Elgersburg. Die ostdeutschen Landtagsfraktionschefs der Linken haben die Bundesregierung angesichts der Haushaltskrise vor Einschnitten bei Sozialleistungen und Investitionen gewarnt.

Die ostdeutschen Landtagsfraktionschefs der Linken haben die Bundesregierung angesichts der Haushaltskrise vor Einschnitten bei Sozialleistungen und Investitionen gewarnt.

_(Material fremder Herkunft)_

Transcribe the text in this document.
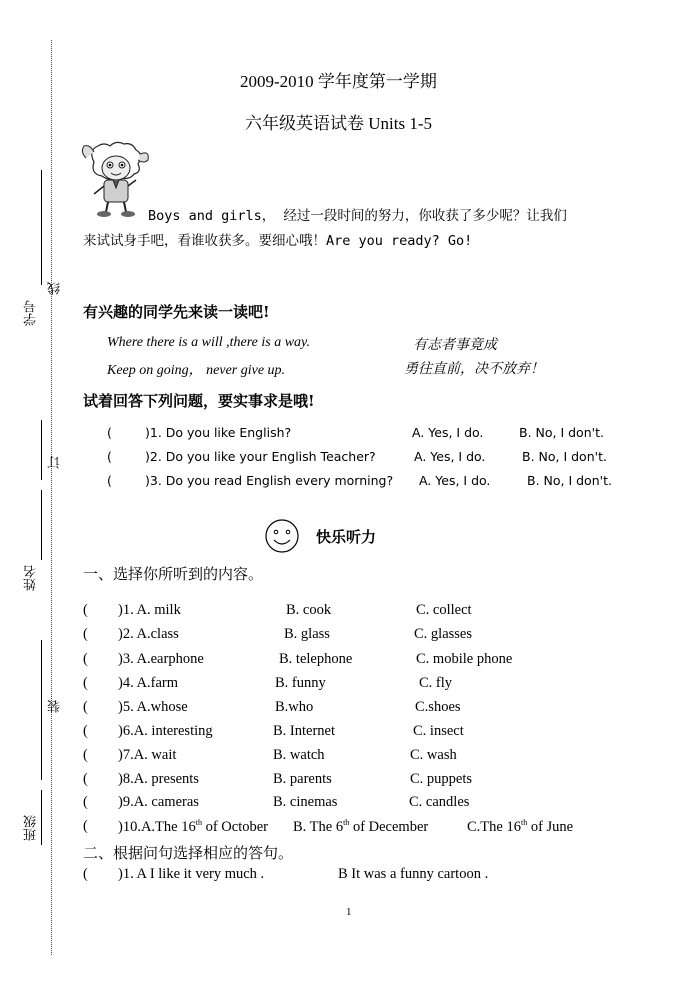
学号
线
订
姓名
装
班级
2009-2010 学年度第一学期
六年级英语试卷 Units 1-5
Boys and girls， 经过一段时间的努力，你收获了多少呢？让我们
来试试身手吧，看谁收获多。要细心哦！Are you ready? Go!
有兴趣的同学先来读一读吧!
Where there is a will ,there is a way.	有志者事竟成
Keep on going， never give up.	勇往直前，决不放弃！
试着回答下列问题，要实事求是哦!
(	)1. Do you like English?	A. Yes, I do.	B. No, I don't.
(	)2. Do you like your English Teacher?	A. Yes, I do.	B. No, I don't.
(	)3. Do you read English every morning? A. Yes, I do.	B. No, I don't.
快乐听力
一、选择你所听到的内容。
( )1. A. milk	B. cook	C. collect
( )2. A.class	B. glass	C. glasses
( )3. A.earphone	B. telephone	C. mobile phone
( )4. A.farm	B. funny	C. fly
( )5. A.whose	B.who	C.shoes
( )6.A. interesting	B. Internet	C. insect
( )7.A. wait	B. watch	C. wash
( )8.A. presents	B. parents	C. puppets
( )9.A. cameras	B. cinemas	C. candles
( )10.A.The 16th of October B. The 6th of December	C.The 16th of June
二、根据问句选择相应的答句。
( )1. A I like it very much .	B It was a funny cartoon .
1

Es drohe sozialer Kahlschlag, erklärten Eva von Angern (Sachsen-Anhalt), Rico Gebhardt (Sachsen), Jeanine Rössler (Mecklenburg-Vorpommern), Steffen Dittes (Thüringen) und Sebastian Walter (Brandenburg) am Samstag bei einem Treffen im thüringischen Elgersburg. Das volkswirtschaftlich unsinnige Verbot, notwendige Investitionen mit Krediten zu finanzieren, müsse gekippt werden, heißt es in einer Erklärung. „Die sogenannte Schuldenbremse ist eine Zukunftsbremse.“

Von den 80 Milliarden Euro, die im Bereich der Investitionen gegebenenfalls gestrichen werden sollen, entfielen voraussichtlich 60 Milliarden Euro allein auf Ostdeutschland, so die Fraktionschefs. Wichtige Standorte für Zukunftstechnologien würden ausgebremst, zum Beispiel in den Bereichen Mikroelektronik, Batterietechnik, Wasserstoff, Klimaschutz und Energiewende. „Damit werden dauerhafte Jobs, Infrastruktur und Industriearbeitsplätze gefährdet sowie Spaltungen im Land vertieft.“

Nötig sei eine sozial gerechte Haushalts- und Finanzpolitik mit Abschöpfung von Übergewinnen, eine Millionärssteuer und eine Reform der Erbschaftssteuer. Es brauche eine Kindergrundsicherung, „die diesen Namen verdient“ und einen Inflationsausgleich. Forderungen etwa von FDP und CDU/CSU nach Kürzungen beim Bürgergeld und Änderungen beim vorzeitigen Renteneintritt nach 45 Beitragsjahren wiesen die Fraktionschefs zurück.